During the first three quarters of financial year 2006-07 alone, Jet posted net quarterly losses of Rs.450 million, Rs.551 million & profits of Rs.400 million respectively. And with rapidly falling market shares and rising number of low cost carriers, margins would drop further. In addition, while the debt-to-equity ratio for the entire sector globally stands at a healthy 0.78, Jet Airways’ figure stands at a dangerous 2.5 (according to Edelweiss on June 30, 2006). More discouraging is the fact that the ratio is estimated to reach an alarming 4.3 by 2007-08 (SSKI)!
‘jet’-lag redefined... A year back, the acquisition would have led to a thumping control of 47% of the domestic market. Today, the situation appears cheerless. With Sahara’s market share having fallen to 8.2% coupled with Jet’s market-hold plummeting to 25.5% (on January 31, 2007), the combined entity commands just over 32.7% – less than what Jet alone could boast of last year! Adds Capt. Gopinath, “Sahara’s market share of 6-8% is on account of indiscriminate & unsustainable pricing. It will not really add to Jet’s market share...” The only clear benefit is that Jet gets parking bays, especially on the Mumbai-Delhi route, which is also the busiest in India.
Two short-term capital requirements are likely to make matters worse. There’s the much-needed Rs.4 billion infusion to revitalise the Sahara (for maintenance, repairs, upgradation & re-branding of the airline) added to its $2.1 billion investments for acquisition of twenty new aircraft s by 2008-09. Jet’s international operations suffered from losses of $8 million for the nine months ended December 2006. Surbhi Chawla reveals, “Jet has debt on its books of around Rs.50 billion & with CAPEX of around Rs.100 billion, its latest actions would strain the already leveraged balance sheet & also defer its international plans...”
On the other hand, converting Air Sahara (to be rechristened Jet Lite) into a “value carrier” sounds sensible. CAPA forecasts that by 2010, LCCs will control 70% of market share. But then, even the value route is not a cakewalk, so Jet has to be very careful on its approach on how to counter established LCCs like Air Deccan.

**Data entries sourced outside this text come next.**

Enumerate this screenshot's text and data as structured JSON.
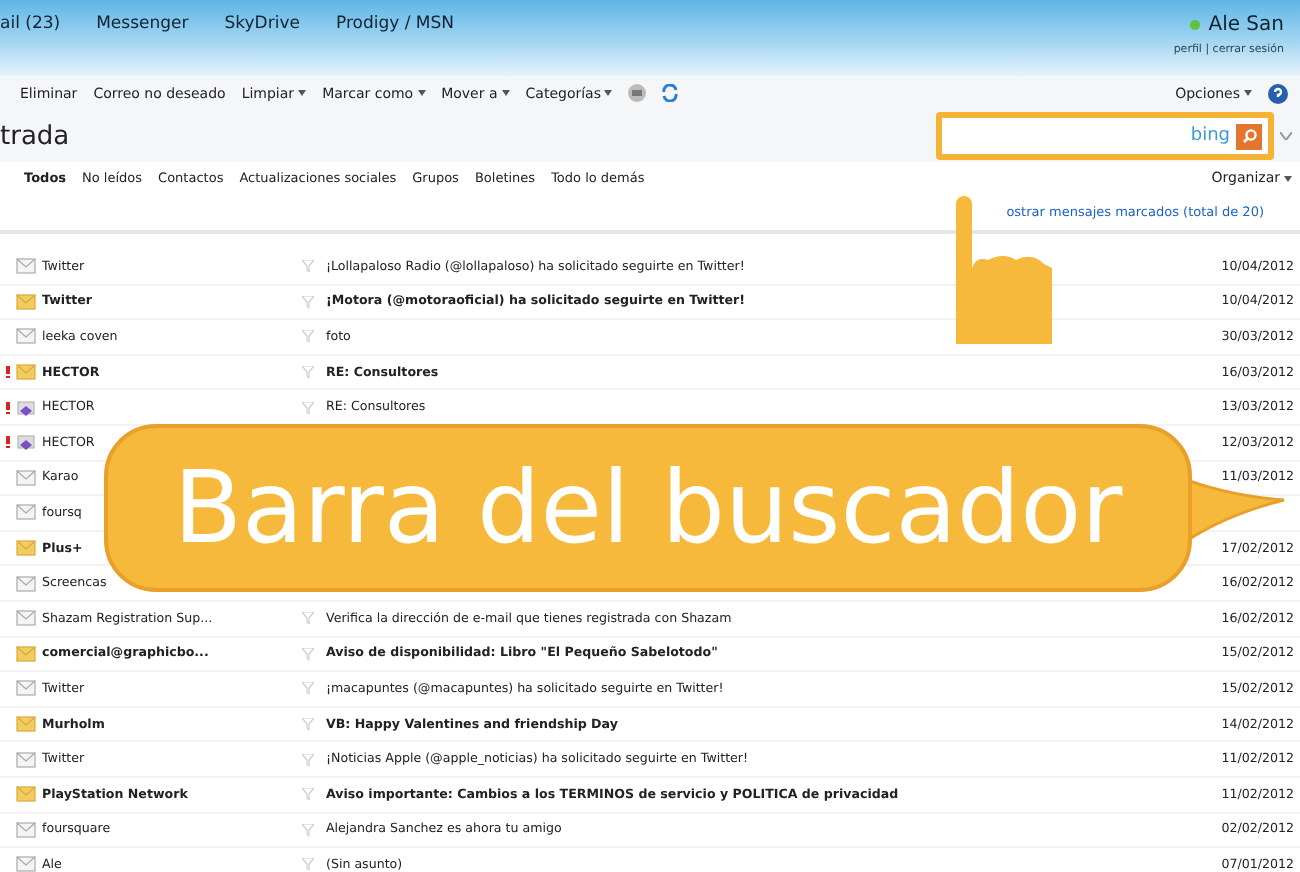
{
  "nav": {
    "items": [
      "ail (23)",
      "Messenger",
      "SkyDrive",
      "Prodigy / MSN"
    ],
    "user": "Ale San",
    "online": true,
    "links": "perfil | cerrar sesión"
  },
  "toolbar": {
    "items": [
      {
        "label": "Eliminar",
        "menu": false
      },
      {
        "label": "Correo no deseado",
        "menu": false
      },
      {
        "label": "Limpiar",
        "menu": true
      },
      {
        "label": "Marcar como",
        "menu": true
      },
      {
        "label": "Mover a",
        "menu": true
      },
      {
        "label": "Categorías",
        "menu": true
      }
    ],
    "options": "Opciones"
  },
  "folder_title": "trada",
  "filters": [
    {
      "label": "Todos",
      "selected": true
    },
    {
      "label": "No leídos",
      "selected": false
    },
    {
      "label": "Contactos",
      "selected": false
    },
    {
      "label": "Actualizaciones sociales",
      "selected": false
    },
    {
      "label": "Grupos",
      "selected": false
    },
    {
      "label": "Boletines",
      "selected": false
    },
    {
      "label": "Todo lo demás",
      "selected": false
    }
  ],
  "organize": "Organizar",
  "flagged_link": "ostrar mensajes marcados (total de 20)",
  "search": {
    "brand": "bing"
  },
  "messages": [
    {
      "kind": "read",
      "important": false,
      "sender": "Twitter",
      "subject": "¡Lollapaloso Radio (@lollapaloso) ha solicitado seguirte en Twitter!",
      "date": "10/04/2012"
    },
    {
      "kind": "unread",
      "important": false,
      "sender": "Twitter",
      "subject": "¡Motora (@motoraoficial) ha solicitado seguirte en Twitter!",
      "date": "10/04/2012"
    },
    {
      "kind": "read",
      "important": false,
      "sender": "leeka coven",
      "subject": "foto",
      "date": "30/03/2012"
    },
    {
      "kind": "unread",
      "important": true,
      "sender": "HECTOR",
      "subject": "RE: Consultores",
      "date": "16/03/2012"
    },
    {
      "kind": "replied",
      "important": true,
      "sender": "HECTOR",
      "subject": "RE: Consultores",
      "date": "13/03/2012"
    },
    {
      "kind": "replied",
      "important": true,
      "sender": "HECTOR",
      "date": "12/03/2012"
    },
    {
      "kind": "read",
      "important": false,
      "sender": "Karao",
      "date": "11/03/2012"
    },
    {
      "kind": "read",
      "important": false,
      "sender": "foursq"
    },
    {
      "kind": "unread",
      "important": false,
      "sender": "Plus+",
      "date": "17/02/2012"
    },
    {
      "kind": "read",
      "important": false,
      "sender": "Screencas",
      "date": "16/02/2012"
    },
    {
      "kind": "read",
      "important": false,
      "sender": "Shazam Registration Sup...",
      "subject": "Verifica la dirección de e-mail que tienes registrada con Shazam",
      "date": "16/02/2012"
    },
    {
      "kind": "unread",
      "important": false,
      "sender": "comercial@graphicbo...",
      "subject": "Aviso de disponibilidad: Libro \"El Pequeño Sabelotodo\"",
      "date": "15/02/2012"
    },
    {
      "kind": "read",
      "important": false,
      "sender": "Twitter",
      "subject": "¡macapuntes  (@macapuntes) ha solicitado seguirte en Twitter!",
      "date": "15/02/2012"
    },
    {
      "kind": "unread",
      "important": false,
      "sender": "Murholm",
      "subject": "VB: Happy Valentines and friendship Day",
      "date": "14/02/2012"
    },
    {
      "kind": "read",
      "important": false,
      "sender": "Twitter",
      "subject": "¡Noticias Apple (@apple_noticias) ha solicitado seguirte en Twitter!",
      "date": "11/02/2012"
    },
    {
      "kind": "unread",
      "important": false,
      "sender": "PlayStation Network",
      "subject": "Aviso importante: Cambios a los TERMINOS de servicio y POLITICA de privacidad",
      "date": "11/02/2012"
    },
    {
      "kind": "read",
      "important": false,
      "sender": "foursquare",
      "subject": "Alejandra Sanchez es ahora tu amigo",
      "date": "02/02/2012"
    },
    {
      "kind": "read",
      "important": false,
      "sender": "Ale",
      "subject": "(Sin asunto)",
      "date": "07/01/2012"
    }
  ],
  "callout": "Barra del buscador"
}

Surely, the rules of the game have changed, and for Jet, it’s audacity will prove the greatest enemy, the ‘enemy that lies within’. And for all that Jet didn’t realise, this very audacity might have just sealed its fate through the historical Sahara deal… all on one fateful ‘Friday the 13th’!
(MIS)Management?!
The recent management churning has also upset Jet Airways with five top officials departing (at one go!), understandably creating a panic. But talk of efficient management and some questions arise here too, with the airline left with something to prove where return on assets (ROA), return on investment (ROI) and return on equity (ROE) are concerned – parameters which highlight management efficiency. As compared to global ROA, ROI & ROE standards of 15.29, 18.27 & 26.17 respectively for the 5-year period till 2006, the management has reported pathetic figures of 2.92, 5.49 & 18.86 respectively! Also its net profit per employee of a disgraceful Rs.0.19 million is below global standards of a handsome Rs.4.78 million per head – truly sub-world class management!